Le graff et son évolution

Cette semaine le sujet de notre article traitera du graff comme outil de revendication. Cependant, commençons par une petite recontextualisation…. Faisant parti des multiples disciplines du mouvement hip hop, le graff naît dans les années 70 aux USA.

Imaginez- vous, nous sommes dans les rues de NY, ces dernières sont en effervescence et la jeunesse bouillonne ! Elle décide de prendre la parole à travers diverses formes d’expression et certains choisissent le graff. De cette manière, leurs terrains d’expression se développent dans les métros. Là encore le choix est loin d’être anodin: comment se faire remarquer ou comment se faire lire à travers toute la ville ? Le métro arpente tous les quartiers! Ou encore les murs , les portes , les voitures et les bus…. Pour beaucoup d’artistes, le but est de laisser une trace, une forme de témoignage de son existence et de sa condition, ou peut-être même de son simple passage sur terre.
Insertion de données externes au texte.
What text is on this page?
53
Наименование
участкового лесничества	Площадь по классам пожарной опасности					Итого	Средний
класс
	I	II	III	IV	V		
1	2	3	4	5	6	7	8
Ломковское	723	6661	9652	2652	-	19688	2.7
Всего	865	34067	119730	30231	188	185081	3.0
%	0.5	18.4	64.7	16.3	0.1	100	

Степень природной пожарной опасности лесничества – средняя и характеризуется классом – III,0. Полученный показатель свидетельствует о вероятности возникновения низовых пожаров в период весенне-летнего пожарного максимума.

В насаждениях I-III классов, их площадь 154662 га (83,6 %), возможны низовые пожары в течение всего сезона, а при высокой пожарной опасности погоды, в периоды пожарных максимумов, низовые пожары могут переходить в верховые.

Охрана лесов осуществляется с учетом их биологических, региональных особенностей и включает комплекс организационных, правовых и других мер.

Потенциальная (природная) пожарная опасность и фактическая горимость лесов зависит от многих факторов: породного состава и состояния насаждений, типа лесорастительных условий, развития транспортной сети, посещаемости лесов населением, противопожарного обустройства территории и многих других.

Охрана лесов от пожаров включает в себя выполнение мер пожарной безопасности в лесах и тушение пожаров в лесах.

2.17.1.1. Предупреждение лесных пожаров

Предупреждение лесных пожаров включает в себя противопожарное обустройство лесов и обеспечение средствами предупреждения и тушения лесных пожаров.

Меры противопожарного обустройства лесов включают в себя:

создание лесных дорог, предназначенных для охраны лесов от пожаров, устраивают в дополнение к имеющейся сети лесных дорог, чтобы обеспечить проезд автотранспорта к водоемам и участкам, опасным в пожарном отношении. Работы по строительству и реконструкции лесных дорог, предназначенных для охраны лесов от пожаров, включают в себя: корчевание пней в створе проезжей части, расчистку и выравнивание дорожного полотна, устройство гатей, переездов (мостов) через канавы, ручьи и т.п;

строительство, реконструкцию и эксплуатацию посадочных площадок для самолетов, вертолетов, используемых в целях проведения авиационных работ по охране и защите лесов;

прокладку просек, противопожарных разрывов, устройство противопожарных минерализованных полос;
Il est important aussi de souligner la notion d’illégalité dans la performance. En effet celle-ci a mis plus de 20 ans avant d’être reconnue comme un art à part entière. A présent le Wildstyle a toute sa place dans les galeries, après avoir était fortement réprimandé, considérées comme underground.

Etant des habitantes de la cité phocéenne, nous avons pu nous rendre compte de l’évolution des mœurs, des mentalités, et du traitement de la pratique. Considéré comme du vandalisme au préalable, les villes se sont pourtant ouvertes à cet art. Promenons-nous dans les rues du cours julien ou de la plaine, dans le 6éme arrondissement de Marseille, et nous y verrons les murs fournis en expression. Certains graffs sont des commandes de la part des commerçants du quartier ou des commandes de la mairie.

Su

Sur les photos ci-dessus nous pouvons voir des œuvres de DIFUZ GAMO JOKE et NHOBI artistes locaux qui graffent dans la ville entière et qui sont reconnus par l’ensemble des graffeurs. Un graffeur gagne sa notoriété à travers le soutien de la communauté, des risques pris pour la réalisation, de l’esthétique ainsi que la pérennité de son travail.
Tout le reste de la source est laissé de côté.